The deep, downfield pass that could have served as an emphatic display of shoulder-related soundness never came, but Luck wasn't sweating it.
"It's slowly but surely ramping up," he said. "To be frank, I feel more comfortable right now with the intermediate and short game, and the deep game is something we're going to have to work on. And we will... I don't feel like I have a physical limitation holding me back."
Luck also said he needed to work on improving his accuracy against tight man coverage. On Thursday, he had a pair of sideline passes to Hilton broken up by Seahawks corners, with Shaquill Griffin doing the honors on the first drive and Akeem King making a nice play to end the second.
That brought on Vinatieri, whose 51-yard field goal cut Indy's deficit to 7-6 with 13:37 left in the second quarter, and ended the night for Luck, who gave way to backup (and 2017 starter) Jacoby Brissett when Indy regained possession with 8:38 remaining in the half.
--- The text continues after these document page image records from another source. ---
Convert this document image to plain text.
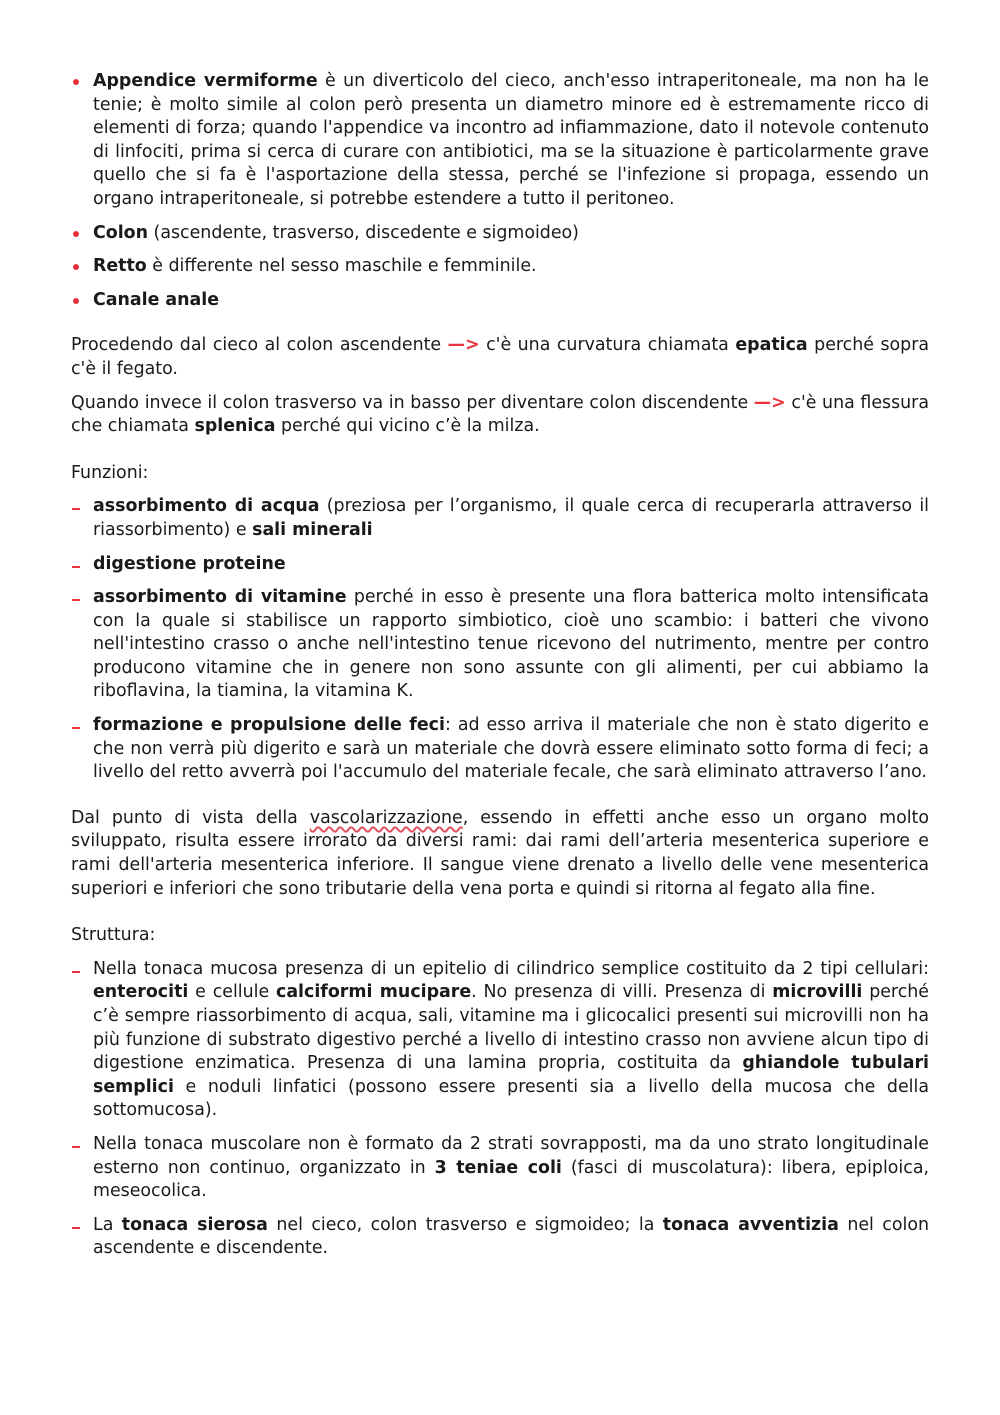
Appendice vermiforme è un diverticolo del cieco, anch'esso intraperitoneale, ma non ha le tenie; è molto simile al colon però presenta un diametro minore ed è estremamente ricco di elementi di forza; quando l'appendice va incontro ad infiammazione, dato il notevole contenuto di linfociti, prima si cerca di curare con antibiotici, ma se la situazione è particolarmente grave quello che si fa è l'asportazione della stessa, perché se l'infezione si propaga, essendo un organo intraperitoneale, si potrebbe estendere a tutto il peritoneo.
Colon (ascendente, trasverso, discedente e sigmoideo)
Retto è differente nel sesso maschile e femminile.
Canale anale

Procedendo dal cieco al colon ascendente —> c'è una curvatura chiamata epatica perché sopra c'è il fegato.

Quando invece il colon trasverso va in basso per diventare colon discendente —> c'è una flessura che chiamata splenica perché qui vicino c’è la milza.

Funzioni:

assorbimento di acqua (preziosa per l’organismo, il quale cerca di recuperarla attraverso il riassorbimento) e sali minerali
digestione proteine
assorbimento di vitamine perché in esso è presente una flora batterica molto intensificata con la quale si stabilisce un rapporto simbiotico, cioè uno scambio: i batteri che vivono nell'intestino crasso o anche nell'intestino tenue ricevono del nutrimento, mentre per contro producono vitamine che in genere non sono assunte con gli alimenti, per cui abbiamo la riboflavina, la tiamina, la vitamina K.
formazione e propulsione delle feci: ad esso arriva il materiale che non è stato digerito e che non verrà più digerito e sarà un materiale che dovrà essere eliminato sotto forma di feci; a livello del retto avverrà poi l'accumulo del materiale fecale, che sarà eliminato attraverso l’ano.

Dal punto di vista della vascolarizzazione, essendo in effetti anche esso un organo molto sviluppato, risulta essere irrorato da diversi rami: dai rami dell’arteria mesenterica superiore e rami dell'arteria mesenterica inferiore. Il sangue viene drenato a livello delle vene mesenterica superiori e inferiori che sono tributarie della vena porta e quindi si ritorna al fegato alla fine.

Struttura:

Nella tonaca mucosa presenza di un epitelio di cilindrico semplice costituito da 2 tipi cellulari: enterociti e cellule calciformi mucipare. No presenza di villi. Presenza di microvilli perché c’è sempre riassorbimento di acqua, sali, vitamine ma i glicocalici presenti sui microvilli non ha più funzione di substrato digestivo perché a livello di intestino crasso non avviene alcun tipo di digestione enzimatica. Presenza di una lamina propria, costituita da ghiandole tubulari semplici e noduli linfatici (possono essere presenti sia a livello della mucosa che della sottomucosa).
Nella tonaca muscolare non è formato da 2 strati sovrapposti, ma da uno strato longitudinale esterno non continuo, organizzato in 3 teniae coli (fasci di muscolatura): libera, epiploica, meseocolica.
La tonaca sierosa nel cieco, colon trasverso e sigmoideo; la tonaca avventizia nel colon ascendente e discendente.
The score at the time was 7-6 Seahawks, with Russell Wilson having thrown a five-yard touchdown pass to tight end Nick Vannett on the quarterback's first and only drive of the game. Luck, however, had already achieved a personal victory.
"I think it is nice to maybe put a couple of questions that linger, as much as you don't want them to, to the back of your mind. 'Will you be able to take a hit? Will you be able to do x, y and z,'" Luck said. "So it eases a little bit of that anxiety that I kept alive and maybe game-type action could cure or alleviate, per se."
If Luck was anxious, he might bear at least a small slice of blame. After waking up well before his alarm on Thursday morning, he took a walk through the Bellevue streets and engaged in a highly popular regional custom, slipping into a coffee spot (where he went unrecognized) and ordering a macchiato.
By gametime, he was wired like a Pearl Jam concertgoer in the middle of a mosh pit; next time, he might want to consider decaf?
That said, by the time he left CenturyLink, he was relaxed, relieved and looking ahead to the next challenge.
"I think I took a little pressure off of myself," Luck said. "It's a preseason game -- I'm not gonna blow anything out of proportion. But it was still a game, and another step along the way."